Terkuaknya persoalan-persoalan di atas mendorong Kopsa-M pimpinan AH melakukan dua langkah taktis: membawanya ke pengadilan dan meminta kebun sawit yang ada dikelola sendiri. Yang pertama tidak dapat diterima atau niet ontvankelijk verklaard (NO),namun langkah kedua terbukti pengelolaan oleh koperasi membuahkan hasil yang lebih baik. Akan tetapi langkah AH tersebut berujung berbagai drama mulai dari munculnya pengurus tandingan, pembekuan rekening bersama sehingga Kopsa-M tidak bisa membayar gaji karyawan, sampai penolakan PTPN V menerima buah sawit Kopsa-M dan kriminalisasi AH dan dua orang petani anggota Kopsa-M.

Tentu saja persoalan yang dikemukakan pihak Kopsa-M di atas dibantah pihak PTPN V. Dalam laporan khusus Gatra di atas pihak PTPN V mengatakan bahwa luas lahan tidak sesuai dengan janji Kopsa-M, hanya ada 1650 ha, sehingga PTPN tidak mendapatkan kebun inti seluas 500 ha. Walaupun demikian PTPN V tetap berbaik hati mengelola semua lahan yang ada dan menanggung beban sebagai avalis dengan membayar utang Kopsa-M ke Bank sesuai perjanjian. Konon, PTPN V sudah menanggung hutang Kopsa-M sebesar Rp 100 miliar.

Dari perspektif manajemen bantahan ini terasa janggal. Bagaimana mungkin ketika terjadi perbedaan angka demikian besar kemudian manajemen PTPN V tetap mengeksekusi peminjaman dana ke bank dengan segala konsekwensinya sebagai avalis. Adakah manajemen (apalagi perusahaan plat merah) yang punya keberanian seperti itu, yakni mengeksekusi transaksi yang tidak sesuai perjanjian, hanya dengan alasan “berbaik hati”? Keganjilan ini semakin terasa karena — menurut Pengurus Kopsa-M — tidak ada surat komplain dari manajemen PTPN V perihal tersebut.

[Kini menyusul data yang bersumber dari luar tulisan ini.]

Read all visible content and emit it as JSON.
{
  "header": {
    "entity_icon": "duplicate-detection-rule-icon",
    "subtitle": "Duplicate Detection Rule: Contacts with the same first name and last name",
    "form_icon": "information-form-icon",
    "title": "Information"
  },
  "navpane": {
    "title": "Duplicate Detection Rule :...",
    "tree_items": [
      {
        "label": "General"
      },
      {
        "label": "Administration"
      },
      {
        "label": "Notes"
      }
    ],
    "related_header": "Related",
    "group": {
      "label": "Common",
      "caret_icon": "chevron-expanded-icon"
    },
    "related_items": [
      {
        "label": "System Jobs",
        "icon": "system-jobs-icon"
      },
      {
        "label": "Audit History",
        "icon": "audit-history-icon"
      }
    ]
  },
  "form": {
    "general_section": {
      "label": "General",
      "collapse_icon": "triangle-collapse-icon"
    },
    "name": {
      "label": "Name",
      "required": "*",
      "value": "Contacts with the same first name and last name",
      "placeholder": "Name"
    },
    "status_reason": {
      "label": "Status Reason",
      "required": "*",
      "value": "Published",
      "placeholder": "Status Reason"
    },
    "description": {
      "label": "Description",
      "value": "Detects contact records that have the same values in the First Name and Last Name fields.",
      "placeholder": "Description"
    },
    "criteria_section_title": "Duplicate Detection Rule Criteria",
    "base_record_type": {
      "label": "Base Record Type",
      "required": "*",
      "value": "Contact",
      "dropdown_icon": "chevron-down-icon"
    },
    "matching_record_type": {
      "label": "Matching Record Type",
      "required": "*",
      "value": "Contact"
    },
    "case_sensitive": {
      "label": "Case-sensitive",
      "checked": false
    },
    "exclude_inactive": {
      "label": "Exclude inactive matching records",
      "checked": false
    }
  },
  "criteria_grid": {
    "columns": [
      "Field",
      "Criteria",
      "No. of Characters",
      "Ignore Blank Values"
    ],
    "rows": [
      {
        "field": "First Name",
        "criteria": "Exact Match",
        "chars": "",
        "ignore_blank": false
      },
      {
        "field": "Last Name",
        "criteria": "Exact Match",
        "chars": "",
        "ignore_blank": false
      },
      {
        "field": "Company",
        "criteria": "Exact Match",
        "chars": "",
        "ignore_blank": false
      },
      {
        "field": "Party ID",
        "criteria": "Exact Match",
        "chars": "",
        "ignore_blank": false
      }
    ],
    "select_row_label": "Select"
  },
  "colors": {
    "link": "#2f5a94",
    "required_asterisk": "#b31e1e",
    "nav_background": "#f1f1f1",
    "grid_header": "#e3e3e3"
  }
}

Terlepas dari versi mana angka luas lahan yang benar yang dijadikan pijakan pinjaman ke bank (2050 ha atau 1650 ha), kerugian koperasi yang harus ditanggung oleh PTPN V juga sangat janggal, apalagi bila kerugian itu dibebankan kepada Kopsa-M. Sebagai gambaran, jika dikelola dengan benar per hektar kebun sawit setidak bisa menghasilkan setidaknya bersih sebesar Rp 1 juta tiap bulan. Karena tiap petani memiliki 2 ha, sesuai perjanjian setidaknya per petani menerima Rp 660 ribu/bulan. Kenyataannya mereka hanya menerima Rp 50 ribu tiap bulannya.

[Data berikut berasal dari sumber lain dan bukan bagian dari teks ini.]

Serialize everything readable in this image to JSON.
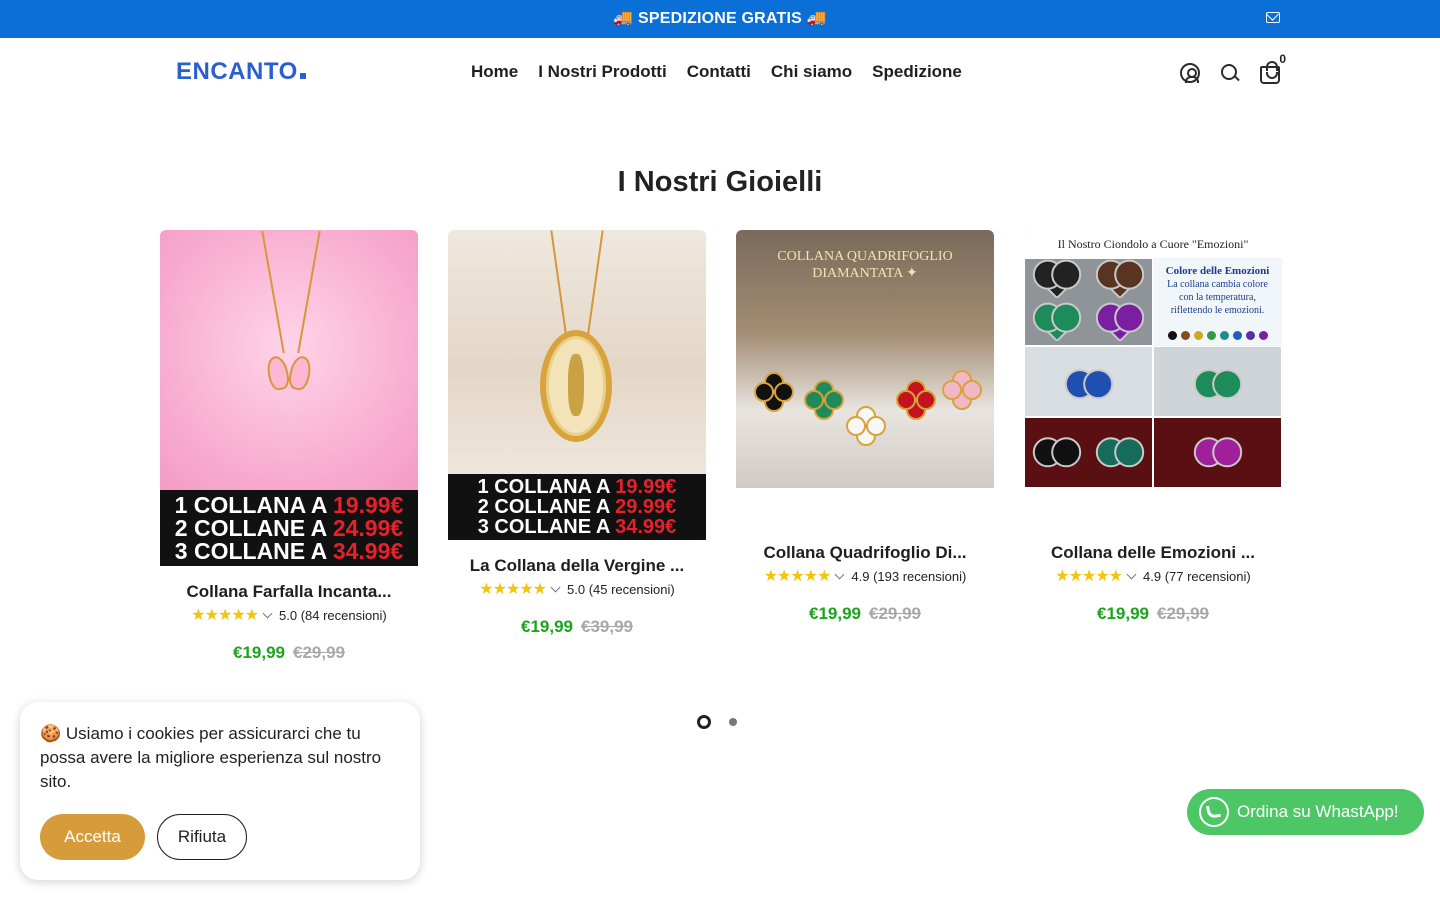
{
  "topbar": {
    "message": "🚚 SPEDIZIONE GRATIS 🚚",
    "icon": "mail-icon",
    "bg_color": "#0a6fd6"
  },
  "header": {
    "logo": "ENCANTO",
    "nav": [
      "Home",
      "I Nostri Prodotti",
      "Contatti",
      "Chi siamo",
      "Spedizione"
    ],
    "cart_count": "0"
  },
  "section": {
    "title": "I Nostri Gioielli"
  },
  "products": [
    {
      "name": "Collana Farfalla Incanta...",
      "stars": "★★★★★",
      "rating": "5.0 (84 recensioni)",
      "price": "€19,99",
      "old_price": "€29,99",
      "promo": [
        "1 COLLANA A ",
        "19.99€",
        "2 COLLANE A ",
        "24.99€",
        "3 COLLANE A ",
        "34.99€"
      ]
    },
    {
      "name": "La Collana della Vergine ...",
      "stars": "★★★★★",
      "rating": "5.0 (45 recensioni)",
      "price": "€19,99",
      "old_price": "€39,99",
      "promo": [
        "1 COLLANA A ",
        "19.99€",
        "2 COLLANE A ",
        "29.99€",
        "3 COLLANE A ",
        "34.99€"
      ]
    },
    {
      "name": "Collana Quadrifoglio Di...",
      "stars": "★★★★★",
      "rating": "4.9 (193 recensioni)",
      "price": "€19,99",
      "old_price": "€29,99",
      "image_caption": [
        "COLLANA QUADRIFOGLIO",
        "DIAMANTATA ✦"
      ]
    },
    {
      "name": "Collana delle Emozioni ...",
      "stars": "★★★★★",
      "rating": "4.9 (77 recensioni)",
      "price": "€19,99",
      "old_price": "€29,99",
      "image_title": "Il Nostro Ciondolo a Cuore \"Emozioni\"",
      "panel_title": "Colore delle Emozioni",
      "panel_text": "La collana cambia colore con la temperatura, riflettendo le emozioni."
    }
  ],
  "pager": {
    "active_index": 0,
    "count": 2
  },
  "cookie": {
    "emoji": "🍪",
    "text_before": " Usiamo i ",
    "link": "cookies",
    "text_after": " per assicurarci che tu possa avere la migliore esperienza sul nostro sito.",
    "accept": "Accetta",
    "reject": "Rifiuta",
    "accept_color": "#d69c3c"
  },
  "whatsapp": {
    "label": "Ordina su WhastApp!",
    "icon": "whatsapp-icon",
    "color": "#4dc766"
  }
}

Seperti dijelaskan di atas, seluruh uang pinjaman dikelola oleh PTPN V dan setelah berproduksi hasil kebun di bawah kendali PTPN V. Andaikata setelah berproduksi dikelola oleh petani anggota Kopsa-M, karena hasil panen wajib dijual ke PTPN V dan uang penjualan disimpan dalam rekening bersama. Bilamana ada penyimpangan yang dilakukan Kopsa-M, manajemen PTPN V seharusnya bisa melakukan berbagai aksi manajemen untuk mencegah penyimpangan sehingga mereka tidak harus sampai menanggung beban hutang sampai Rp 100 miliar.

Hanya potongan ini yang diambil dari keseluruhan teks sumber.